If this is your first time learning about Egg in a Nest, it might be fun to read my first post about it, especially the comments! There are over 80 comments on that post, most of them giving different names for this simple breakfast dish. And if you happen to call it something else, head on over and join the discussion hong kong sehenswürdigkeiten !
I find it amazing how hyperpriced, underqualitied and overroasted beans can set the standard for coffee. Now it seems that purveyor sets the standard for pastries too.
As you can tell, I'm not their fan.
Time and time again I've heard people wax lyrical about said purveyor's red velvet cake and recently their cakepops. At this time of year, it seems as if their pumpkin scones have won lauds and honours from those accustomed to their wares.
I tried one. I found it absolutely amazing that a lead-like pastry coffined by icing so thick, that it bore more of a resemblance to an oversized Trivial Pursuit wedgie, could be as dry as sawdust.
This is considered to be an amazing scone? I'll just chalk that up with other opinions like Chef Boyardee is the best Italian food (yes, said by a guy I used to date), Combo Number 3B at that restaurant around the corner that gives you free fried rice with orders that cost more than $15 is what people really eat in China (unless you are in China and the resto around the corner really does have a Combo Number 3B), and edible oil products are just as tasty as real cheese or actual whipped cream.

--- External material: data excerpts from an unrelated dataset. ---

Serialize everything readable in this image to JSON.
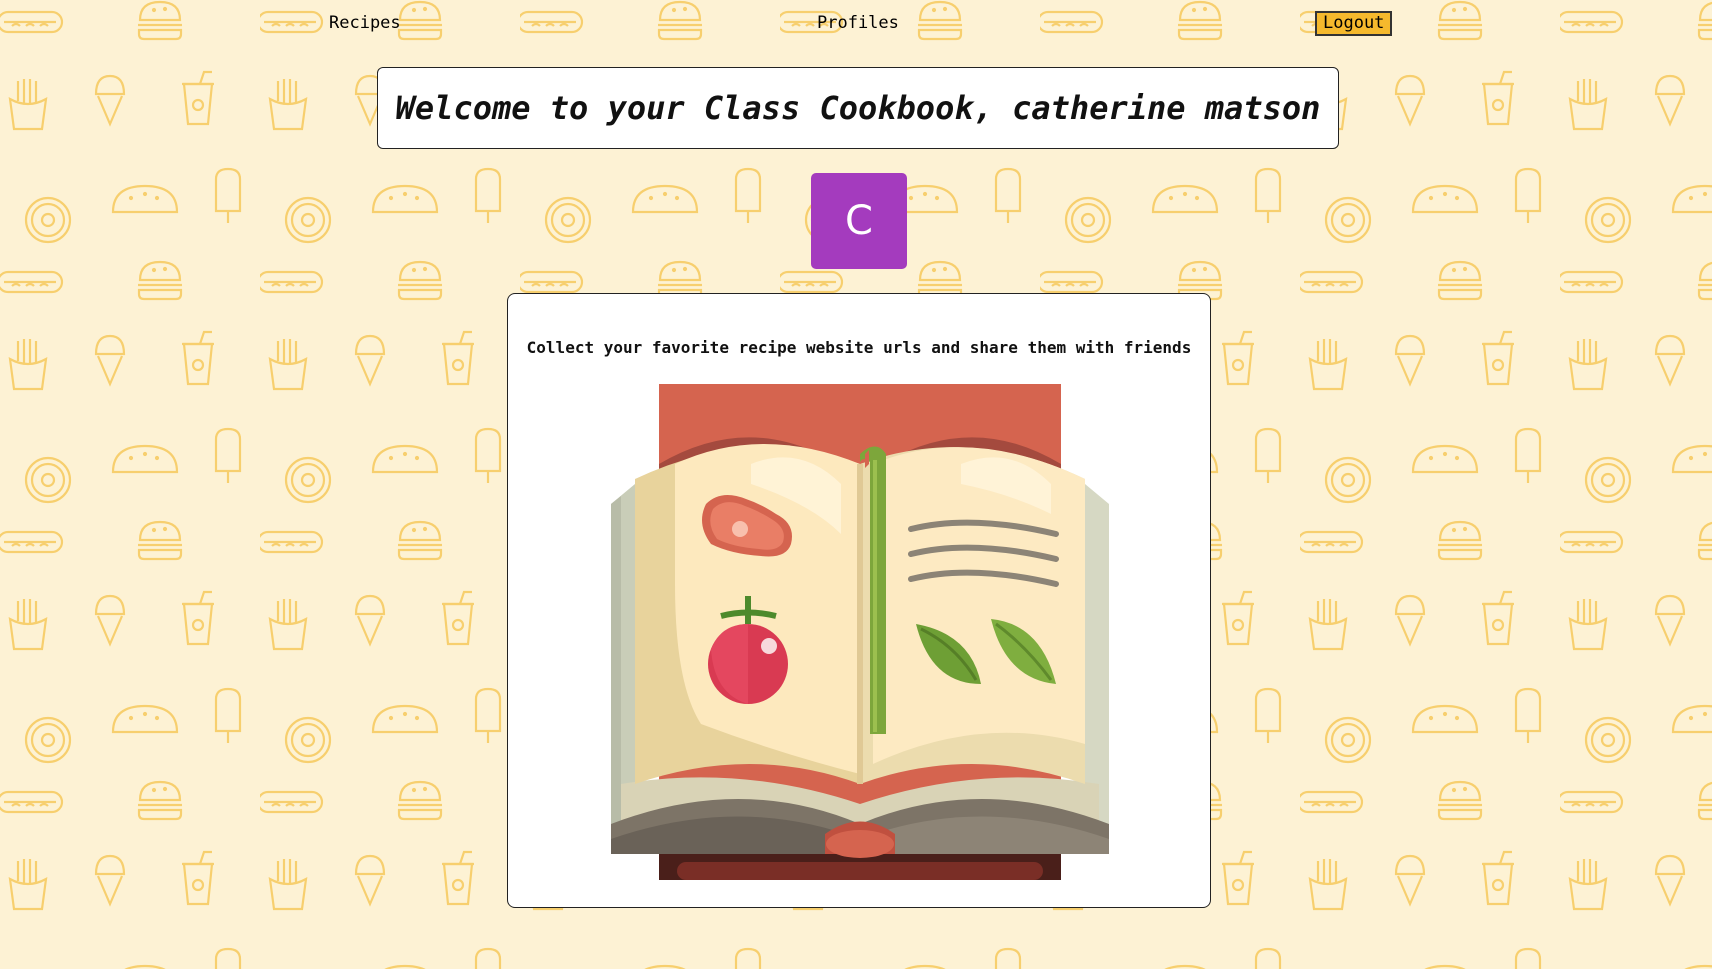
{
  "nav": {
    "recipes_label": "Recipes",
    "profiles_label": "Profiles",
    "logout_label": "Logout"
  },
  "header": {
    "welcome_title": "Welcome to your Class Cookbook, catherine matson"
  },
  "avatar": {
    "initial": "C",
    "color": "#a43bbe"
  },
  "card": {
    "tagline": "Collect your favorite recipe website urls and share them with friends",
    "illustration_icon": "open-cookbook-icon"
  },
  "colors": {
    "background": "#fdf2d4",
    "pattern": "#f7cf6e",
    "logout_button": "#f5b92d",
    "avatar": "#a43bbe"
  }
}
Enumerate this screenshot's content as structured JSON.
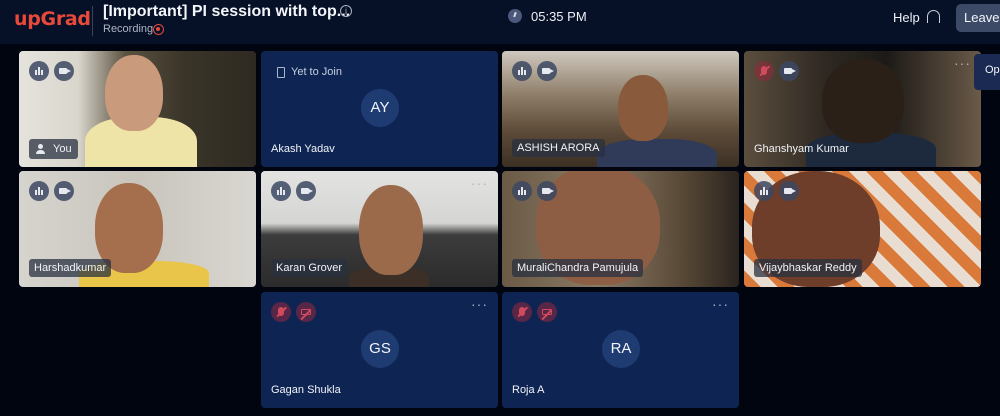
{
  "header": {
    "logo": "upGrad",
    "title": "[Important] PI session with top...",
    "recording_label": "Recording",
    "time": "05:35 PM",
    "help_label": "Help",
    "leave_label": "Leave",
    "options_label": "Op",
    "icons": {
      "info": "info-icon",
      "recording": "recording-dot-icon",
      "clock": "clock-icon",
      "headset": "headset-icon"
    },
    "colors": {
      "brand": "#e8493a",
      "header_bg": "#061026",
      "tile_bg": "#0e2553"
    }
  },
  "participants": [
    {
      "name": "You",
      "video": true,
      "self": true
    },
    {
      "name": "Akash Yadav",
      "initials": "AY",
      "status": "Yet to Join",
      "video": false
    },
    {
      "name": "ASHISH ARORA",
      "video": true
    },
    {
      "name": "Ghanshyam Kumar",
      "video": true,
      "mic_muted": true
    },
    {
      "name": "Harshadkumar",
      "video": true
    },
    {
      "name": "Karan Grover",
      "video": true
    },
    {
      "name": "MuraliChandra Pamujula",
      "video": true
    },
    {
      "name": "Vijaybhaskar Reddy",
      "video": true
    },
    {
      "name": "Gagan Shukla",
      "initials": "GS",
      "video": false,
      "mic_muted": true,
      "cam_off": true
    },
    {
      "name": "Roja A",
      "initials": "RA",
      "video": false,
      "mic_muted": true,
      "cam_off": true
    }
  ],
  "more_label": "···"
}
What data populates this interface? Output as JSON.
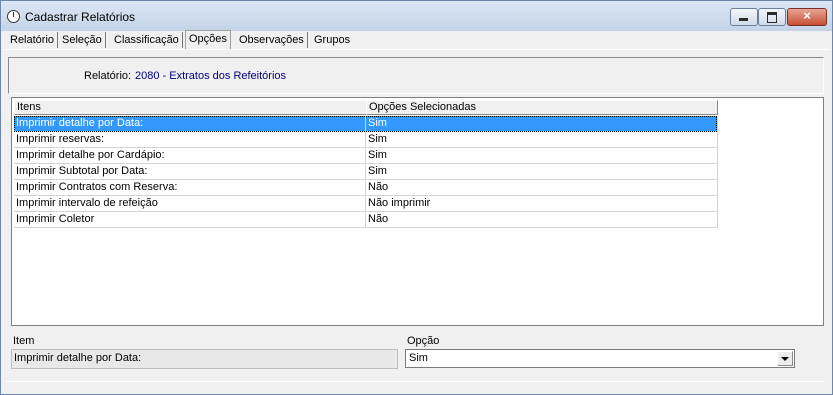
{
  "window": {
    "title": "Cadastrar Relatórios",
    "close_glyph": "×"
  },
  "tabs": [
    {
      "label": "Relatório"
    },
    {
      "label": "Seleção"
    },
    {
      "label": "Classificação"
    },
    {
      "label": "Opções",
      "active": true
    },
    {
      "label": "Observações"
    },
    {
      "label": "Grupos"
    }
  ],
  "report": {
    "label": "Relatório:",
    "value": "2080 - Extratos dos Refeitórios"
  },
  "grid": {
    "columns": [
      "Itens",
      "Opções Selecionadas"
    ],
    "rows": [
      {
        "item": "Imprimir detalhe por Data:",
        "option": "Sim",
        "selected": true
      },
      {
        "item": "Imprimir reservas:",
        "option": "Sim"
      },
      {
        "item": "Imprimir detalhe por Cardápio:",
        "option": "Sim"
      },
      {
        "item": "Imprimir Subtotal por Data:",
        "option": "Sim"
      },
      {
        "item": "Imprimir Contratos com Reserva:",
        "option": "Não"
      },
      {
        "item": "Imprimir intervalo de refeição",
        "option": "Não imprimir"
      },
      {
        "item": "Imprimir Coletor",
        "option": "Não"
      }
    ]
  },
  "editor": {
    "item_label": "Item",
    "item_value": "Imprimir detalhe por Data:",
    "option_label": "Opção",
    "option_value": "Sim"
  },
  "colors": {
    "selection": "#3399ff",
    "report_value": "#000080",
    "close_button": "#c74f36"
  }
}
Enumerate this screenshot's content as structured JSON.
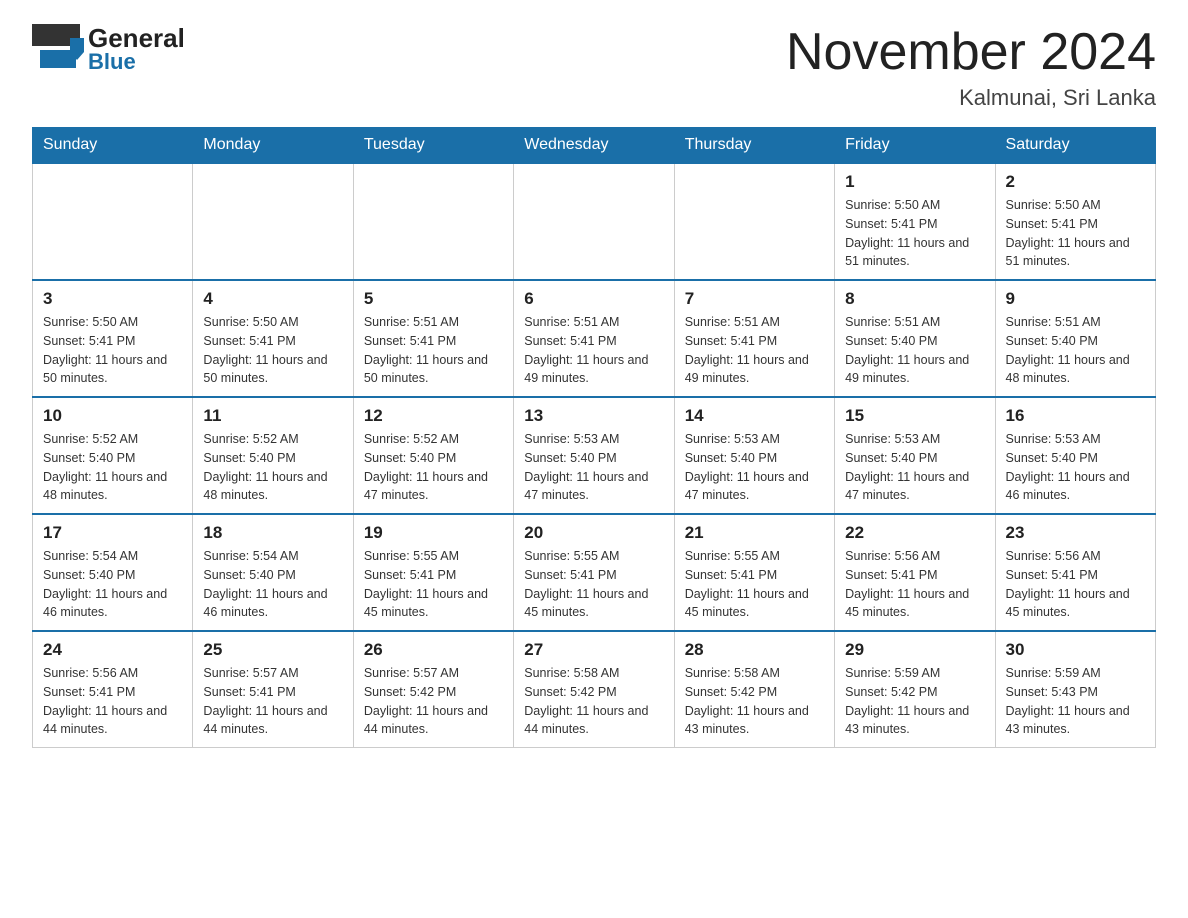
{
  "header": {
    "logo_general": "General",
    "logo_blue": "Blue",
    "month_title": "November 2024",
    "location": "Kalmunai, Sri Lanka"
  },
  "weekdays": [
    "Sunday",
    "Monday",
    "Tuesday",
    "Wednesday",
    "Thursday",
    "Friday",
    "Saturday"
  ],
  "weeks": [
    {
      "days": [
        {
          "date": "",
          "info": ""
        },
        {
          "date": "",
          "info": ""
        },
        {
          "date": "",
          "info": ""
        },
        {
          "date": "",
          "info": ""
        },
        {
          "date": "",
          "info": ""
        },
        {
          "date": "1",
          "info": "Sunrise: 5:50 AM\nSunset: 5:41 PM\nDaylight: 11 hours\nand 51 minutes."
        },
        {
          "date": "2",
          "info": "Sunrise: 5:50 AM\nSunset: 5:41 PM\nDaylight: 11 hours\nand 51 minutes."
        }
      ]
    },
    {
      "days": [
        {
          "date": "3",
          "info": "Sunrise: 5:50 AM\nSunset: 5:41 PM\nDaylight: 11 hours\nand 50 minutes."
        },
        {
          "date": "4",
          "info": "Sunrise: 5:50 AM\nSunset: 5:41 PM\nDaylight: 11 hours\nand 50 minutes."
        },
        {
          "date": "5",
          "info": "Sunrise: 5:51 AM\nSunset: 5:41 PM\nDaylight: 11 hours\nand 50 minutes."
        },
        {
          "date": "6",
          "info": "Sunrise: 5:51 AM\nSunset: 5:41 PM\nDaylight: 11 hours\nand 49 minutes."
        },
        {
          "date": "7",
          "info": "Sunrise: 5:51 AM\nSunset: 5:41 PM\nDaylight: 11 hours\nand 49 minutes."
        },
        {
          "date": "8",
          "info": "Sunrise: 5:51 AM\nSunset: 5:40 PM\nDaylight: 11 hours\nand 49 minutes."
        },
        {
          "date": "9",
          "info": "Sunrise: 5:51 AM\nSunset: 5:40 PM\nDaylight: 11 hours\nand 48 minutes."
        }
      ]
    },
    {
      "days": [
        {
          "date": "10",
          "info": "Sunrise: 5:52 AM\nSunset: 5:40 PM\nDaylight: 11 hours\nand 48 minutes."
        },
        {
          "date": "11",
          "info": "Sunrise: 5:52 AM\nSunset: 5:40 PM\nDaylight: 11 hours\nand 48 minutes."
        },
        {
          "date": "12",
          "info": "Sunrise: 5:52 AM\nSunset: 5:40 PM\nDaylight: 11 hours\nand 47 minutes."
        },
        {
          "date": "13",
          "info": "Sunrise: 5:53 AM\nSunset: 5:40 PM\nDaylight: 11 hours\nand 47 minutes."
        },
        {
          "date": "14",
          "info": "Sunrise: 5:53 AM\nSunset: 5:40 PM\nDaylight: 11 hours\nand 47 minutes."
        },
        {
          "date": "15",
          "info": "Sunrise: 5:53 AM\nSunset: 5:40 PM\nDaylight: 11 hours\nand 47 minutes."
        },
        {
          "date": "16",
          "info": "Sunrise: 5:53 AM\nSunset: 5:40 PM\nDaylight: 11 hours\nand 46 minutes."
        }
      ]
    },
    {
      "days": [
        {
          "date": "17",
          "info": "Sunrise: 5:54 AM\nSunset: 5:40 PM\nDaylight: 11 hours\nand 46 minutes."
        },
        {
          "date": "18",
          "info": "Sunrise: 5:54 AM\nSunset: 5:40 PM\nDaylight: 11 hours\nand 46 minutes."
        },
        {
          "date": "19",
          "info": "Sunrise: 5:55 AM\nSunset: 5:41 PM\nDaylight: 11 hours\nand 45 minutes."
        },
        {
          "date": "20",
          "info": "Sunrise: 5:55 AM\nSunset: 5:41 PM\nDaylight: 11 hours\nand 45 minutes."
        },
        {
          "date": "21",
          "info": "Sunrise: 5:55 AM\nSunset: 5:41 PM\nDaylight: 11 hours\nand 45 minutes."
        },
        {
          "date": "22",
          "info": "Sunrise: 5:56 AM\nSunset: 5:41 PM\nDaylight: 11 hours\nand 45 minutes."
        },
        {
          "date": "23",
          "info": "Sunrise: 5:56 AM\nSunset: 5:41 PM\nDaylight: 11 hours\nand 45 minutes."
        }
      ]
    },
    {
      "days": [
        {
          "date": "24",
          "info": "Sunrise: 5:56 AM\nSunset: 5:41 PM\nDaylight: 11 hours\nand 44 minutes."
        },
        {
          "date": "25",
          "info": "Sunrise: 5:57 AM\nSunset: 5:41 PM\nDaylight: 11 hours\nand 44 minutes."
        },
        {
          "date": "26",
          "info": "Sunrise: 5:57 AM\nSunset: 5:42 PM\nDaylight: 11 hours\nand 44 minutes."
        },
        {
          "date": "27",
          "info": "Sunrise: 5:58 AM\nSunset: 5:42 PM\nDaylight: 11 hours\nand 44 minutes."
        },
        {
          "date": "28",
          "info": "Sunrise: 5:58 AM\nSunset: 5:42 PM\nDaylight: 11 hours\nand 43 minutes."
        },
        {
          "date": "29",
          "info": "Sunrise: 5:59 AM\nSunset: 5:42 PM\nDaylight: 11 hours\nand 43 minutes."
        },
        {
          "date": "30",
          "info": "Sunrise: 5:59 AM\nSunset: 5:43 PM\nDaylight: 11 hours\nand 43 minutes."
        }
      ]
    }
  ]
}
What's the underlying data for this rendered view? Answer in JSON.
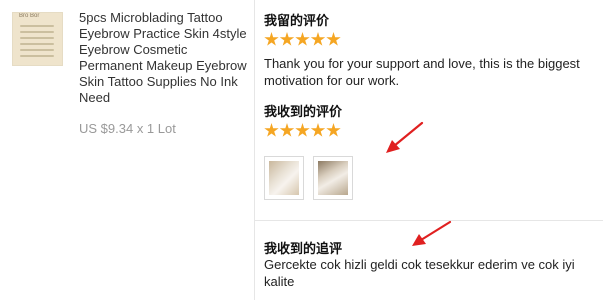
{
  "product": {
    "thumb_tag": "Bro Bor",
    "title": "5pcs Microblading Tattoo Eyebrow Practice Skin 4style Eyebrow Cosmetic Permanent Makeup Eyebrow Skin Tattoo Supplies No Ink Need",
    "price": "US $9.34 x 1 Lot"
  },
  "my_feedback": {
    "heading": "我留的评价",
    "rating": 5,
    "text": "Thank you for your support and love, this is the biggest motivation for our work."
  },
  "received_feedback": {
    "heading": "我收到的评价",
    "rating": 5,
    "photos": [
      "review-photo-1",
      "review-photo-2"
    ]
  },
  "followup": {
    "heading": "我收到的追评",
    "text": "Gercekte cok hizli geldi cok tesekkur ederim ve cok iyi kalite"
  },
  "colors": {
    "star": "#f5a623",
    "arrow": "#e02020",
    "price": "#999999",
    "divider": "#e6e6e6"
  }
}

Part of the issue is, I think, this obsession with encasing every baked good in icing. Cookies, cakes, cupcakes, muffins and scones. Heck...I wouldn't be surprised if pies and tarts get the frosted over. Oh wait...certain commercial Bakewell tarts have fallen victim.
It's gotten to the point that I think people honestly believe that a thick slathering of icing sugar held together by butter/ margarine/ shortening/ water/ lemon juice/ stuff I don't want to think about will absolve all evils of the baked good it smothers.